Firstly, there needs to be some genuine reciprocity in the arrangement. If the value that one of you is bringing to the partnership is questionable, then it won’t be long before it is questioned. “I’ve cut Steve in on my business because he is a long standing mate with nothing better to do” is a really bad basis for a partnership.
Secondly, chemistry is real. If you don’t feel in your gut that you have each other’s back, that there is a genuine and deep connection between you, then it may be an idea to steer clear. You will need that connection and trust when you are putting the finishing touches to that new product at 3:00 in the morning.
Maintain open and candid communications and keep short accounts. If something is not working then surface it and talk it through at the earliest opportunity. All the normal rules of performance management apply here: criticise the performance and not the person, own your own part in any underperformance, consider what you need to do to equip yourselves for future success, treat each failure as a learning opportunity.
A ‘beginner’s mind’ — curiosity, eagerness and a lack of preconceptions — is a partnership and a start up essential.
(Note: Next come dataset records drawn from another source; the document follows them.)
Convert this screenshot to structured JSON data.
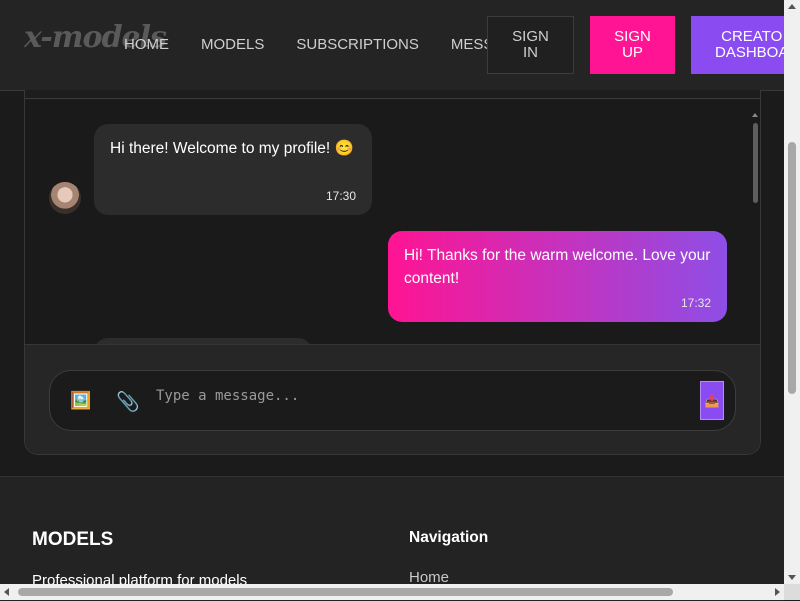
{
  "header": {
    "logo_text": "x-models",
    "nav": [
      "HOME",
      "MODELS",
      "SUBSCRIPTIONS",
      "MESSAGES"
    ],
    "sign_in": "SIGN\nIN",
    "sign_up": "SIGN\nUP",
    "creator": "CREATO\nDASHBOA"
  },
  "chat": {
    "messages": [
      {
        "direction": "incoming",
        "text": "Hi there! Welcome to my profile! 😊",
        "time": "17:30"
      },
      {
        "direction": "outgoing",
        "text": "Hi! Thanks for the warm welcome. Love your content!",
        "time": "17:32"
      }
    ],
    "input": {
      "placeholder": "Type a message...",
      "value": "",
      "image_icon": "🖼️",
      "attach_icon": "📎",
      "send_icon": "📤"
    }
  },
  "footer": {
    "brand_title": "MODELS",
    "brand_desc": "Professional platform for models",
    "nav_title": "Navigation",
    "nav_links": [
      "Home"
    ]
  },
  "colors": {
    "accent_pink": "#ff1493",
    "accent_purple": "#8a4cf0",
    "background": "#1b1b1b"
  }
}
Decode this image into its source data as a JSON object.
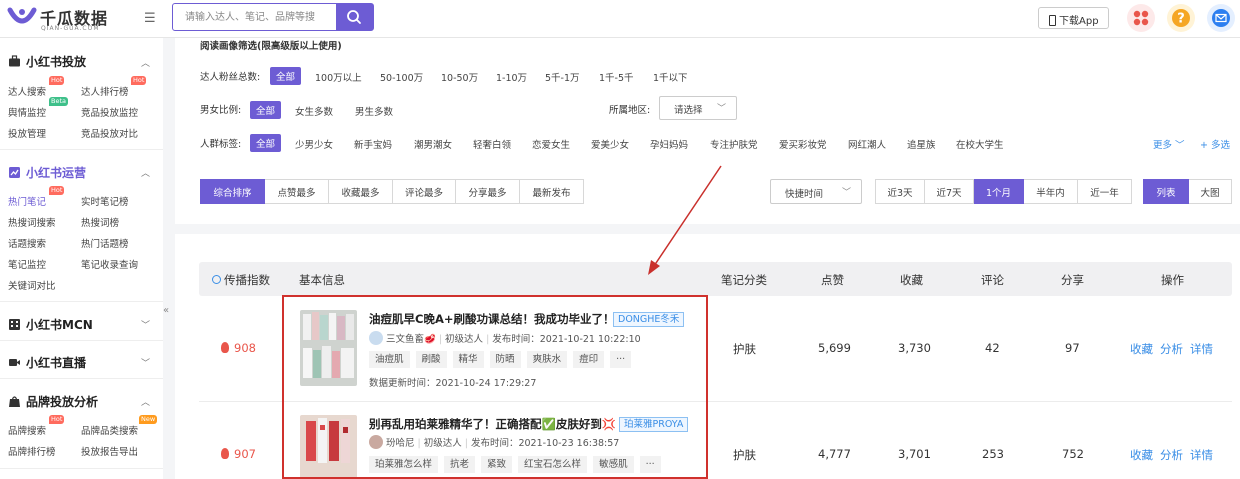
{
  "brand": {
    "name": "千瓜数据",
    "domain": "QIAN-GUA.COM",
    "accent": "#6d5cd4"
  },
  "search": {
    "placeholder": "请输入达人、笔记、品牌等搜"
  },
  "header": {
    "download_label": "下载App"
  },
  "sidebar": {
    "sections": [
      {
        "title": "小红书投放",
        "items": [
          {
            "label": "达人搜索",
            "badge": "Hot"
          },
          {
            "label": "达人排行榜",
            "badge": "Hot"
          },
          {
            "label": "舆情监控",
            "badge": "Beta"
          },
          {
            "label": "竞品投放监控",
            "badge": ""
          },
          {
            "label": "投放管理",
            "badge": ""
          },
          {
            "label": "竞品投放对比",
            "badge": ""
          }
        ]
      },
      {
        "title": "小红书运营",
        "items": [
          {
            "label": "热门笔记",
            "badge": "Hot"
          },
          {
            "label": "实时笔记榜",
            "badge": ""
          },
          {
            "label": "热搜词搜索",
            "badge": ""
          },
          {
            "label": "热搜词榜",
            "badge": ""
          },
          {
            "label": "话题搜索",
            "badge": ""
          },
          {
            "label": "热门话题榜",
            "badge": ""
          },
          {
            "label": "笔记监控",
            "badge": ""
          },
          {
            "label": "笔记收录查询",
            "badge": ""
          },
          {
            "label": "关键词对比",
            "badge": ""
          }
        ]
      },
      {
        "title": "小红书MCN",
        "items": []
      },
      {
        "title": "小红书直播",
        "items": []
      },
      {
        "title": "品牌投放分析",
        "items": [
          {
            "label": "品牌搜索",
            "badge": "Hot"
          },
          {
            "label": "品牌品类搜索",
            "badge": "New"
          },
          {
            "label": "品牌排行榜",
            "badge": ""
          },
          {
            "label": "投放报告导出",
            "badge": ""
          }
        ]
      }
    ]
  },
  "filters": {
    "portrait_note": "阅读画像筛选(限高级版以上使用)",
    "fans_label": "达人粉丝总数:",
    "fans_options": [
      "全部",
      "100万以上",
      "50-100万",
      "10-50万",
      "1-10万",
      "5千-1万",
      "1千-5千",
      "1千以下"
    ],
    "gender_label": "男女比例:",
    "gender_options": [
      "全部",
      "女生多数",
      "男生多数"
    ],
    "region_label": "所属地区:",
    "region_value": "请选择",
    "crowd_label": "人群标签:",
    "crowd_options": [
      "全部",
      "少男少女",
      "新手宝妈",
      "潮男潮女",
      "轻奢白领",
      "恋爱女生",
      "爱美少女",
      "孕妇妈妈",
      "专注护肤党",
      "爱买彩妆党",
      "网红潮人",
      "追星族",
      "在校大学生"
    ],
    "more_label": "更多",
    "multi_label": "+ 多选"
  },
  "sort_tabs": [
    "综合排序",
    "点赞最多",
    "收藏最多",
    "评论最多",
    "分享最多",
    "最新发布"
  ],
  "time_dropdown": "快捷时间",
  "ranges": [
    "近3天",
    "近7天",
    "1个月",
    "半年内",
    "近一年"
  ],
  "views": [
    "列表",
    "大图"
  ],
  "table": {
    "headers": [
      "传播指数",
      "基本信息",
      "笔记分类",
      "点赞",
      "收藏",
      "评论",
      "分享",
      "操作"
    ],
    "actions": [
      "收藏",
      "分析",
      "详情"
    ],
    "rows": [
      {
        "index": "908",
        "title": "油痘肌早C晚A+刷酸功课总结！我成功毕业了！",
        "brand": "DONGHE冬禾",
        "author": "三文鱼畜🥩",
        "level": "初级达人",
        "published": "发布时间：2021-10-21 10:22:10",
        "tags": [
          "油痘肌",
          "刷酸",
          "精华",
          "防晒",
          "爽肤水",
          "痘印",
          "···"
        ],
        "updated": "数据更新时间：2021-10-24 17:29:27",
        "category": "护肤",
        "likes": "5,699",
        "collects": "3,730",
        "comments": "42",
        "shares": "97"
      },
      {
        "index": "907",
        "title": "别再乱用珀莱雅精华了！正确搭配✅皮肤好到💢",
        "brand": "珀莱雅PROYA",
        "author": "玢哈尼",
        "level": "初级达人",
        "published": "发布时间：2021-10-23 16:38:57",
        "tags": [
          "珀莱雅怎么样",
          "抗老",
          "紧致",
          "红宝石怎么样",
          "敏感肌",
          "···"
        ],
        "updated": "",
        "category": "护肤",
        "likes": "4,777",
        "collects": "3,701",
        "comments": "253",
        "shares": "752"
      }
    ]
  }
}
Nothing is going to cause more friction between you than if one (or both) of you believes they have seen it all before. And it could lead the business down a blind alley.
Finally, if you are taking on a partner solely because of the funding they bring with them then you need a very frank discussion about why they are joining the business and the extent to which you are prepared to involve them in decisions. Otherwise it’s only going to lead to resentment: “I have to listen to this person purely because he provided the funding.” “I have been used here. My opinion is not respected.”
The very worst partnerships become a psychic pressure cooker that sooner or later will blow.
The very best partnerships can deliver benefits well beyond anything the partners could have achieved individually, not least in cameraderie and mutual support. Reflecting on an association early in his career a friend said “I do very much miss that feeling of a partnership. I don’t think it’s something you can easily come by when you’re working for someone else, even if you have a close-knit team.”
Choose your partner carefully.
Johansson, F. (2006). The Medici Effect: What Elephants and Epidemics Can Teach Us About Innovation. Boston: Harvard Business School Press.Dennis, F. (2007). How to Get Rich: The Distilled Wisdom of One of Britain’s Wealthiest Self-Made Entrepreneurs. Penguin Random House.